Lesson 5: Variational Autoencoders & Latent PCA
Learning Objectives
- Understand how the convolutional VAE in
projects/face_autoencoder/src/model.py encodes and decodes face images.
- Explain the reparameterization trick and the \(\beta\)-ELBO loss implemented in
VAELoss.
- Collect latent representations, run PCA, and use the Gradio sliders in
app.py to traverse interpretable directions.
Plain Autoencoder (Deterministic)
A basic autoencoder compresses and reconstructs data without any probabilistic latent space.
digraph ae_flow {
rankdir=LR;
node [fontsize=11, shape=box, style=rounded];
x [label="Input image\nx"];
enc [label="Encoder\nConv / Linear layers"];
z [label="Latent code\nz"];
dec [label="Decoder\nConvTranspose / Linear"];
x_hat [label="Reconstruction\nx̂"];
x -> enc -> z -> dec -> x_hat;
}
- Train by minimizing reconstruction loss (e.g., MSE) between \(x\) and \(\hat{x}\).
- Latent code \(z\) is a deterministic function of \(x\) with no explicit prior.
- Works well for compression and denoising, but latent space may have gaps and is not guaranteed to be smooth.
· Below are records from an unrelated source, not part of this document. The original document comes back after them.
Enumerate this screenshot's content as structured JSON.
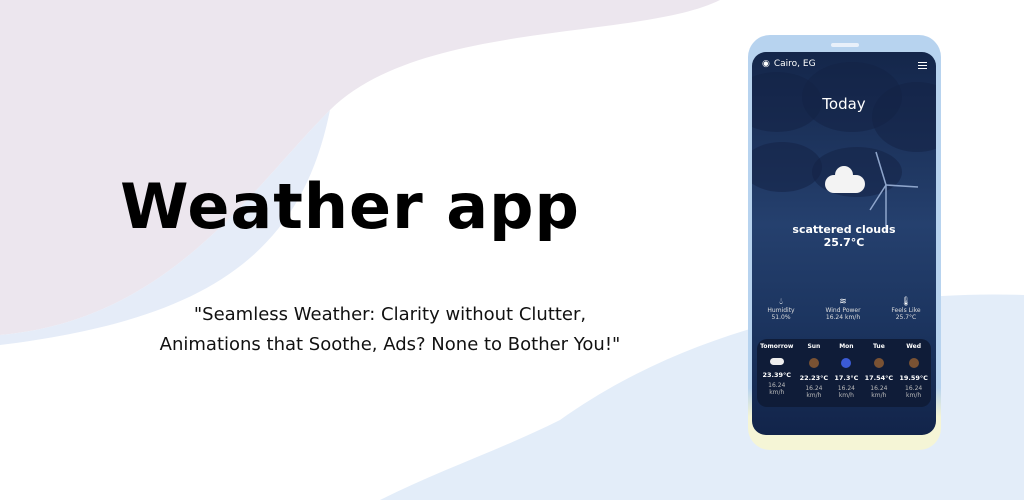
{
  "headline": "Weather app",
  "tagline": [
    "\"Seamless Weather: Clarity without Clutter,",
    "Animations that Soothe, Ads? None to Bother You!\""
  ],
  "app": {
    "location": "Cairo, EG",
    "heading": "Today",
    "condition": "scattered clouds",
    "temperature": "25.7°C",
    "stats": [
      {
        "icon": "droplet-icon",
        "label": "Humidity",
        "value": "51.0%"
      },
      {
        "icon": "wind-icon",
        "label": "Wind Power",
        "value": "16.24 km/h"
      },
      {
        "icon": "thermometer-icon",
        "label": "Feels Like",
        "value": "25.7°C"
      }
    ],
    "forecast": [
      {
        "day": "Tomorrow",
        "icon": "cloud-icon",
        "temp": "23.39°C",
        "wind": "16.24",
        "unit": "km/h"
      },
      {
        "day": "Sun",
        "icon": "moon-icon",
        "temp": "22.23°C",
        "wind": "16.24",
        "unit": "km/h"
      },
      {
        "day": "Mon",
        "icon": "rain-cloud-icon",
        "temp": "17.3°C",
        "wind": "16.24",
        "unit": "km/h"
      },
      {
        "day": "Tue",
        "icon": "moon-icon",
        "temp": "17.54°C",
        "wind": "16.24",
        "unit": "km/h"
      },
      {
        "day": "Wed",
        "icon": "moon-icon",
        "temp": "19.59°C",
        "wind": "16.24",
        "unit": "km/h"
      }
    ]
  }
}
Autoencoders on MNIST / Fashion-MNIST
Before VAEs, it is useful to build intuition with a small, deterministic autoencoder on simple 28x28 images.
- Datasets:
MNIST (digits) and Fashion-MNIST (clothing items).
- Goal: learn a compact latent code that can reconstruct inputs and optionally denoise simple corruptions.
- Architecture: 2–3 fully connected or convolutional layers in the encoder and a mirrored decoder.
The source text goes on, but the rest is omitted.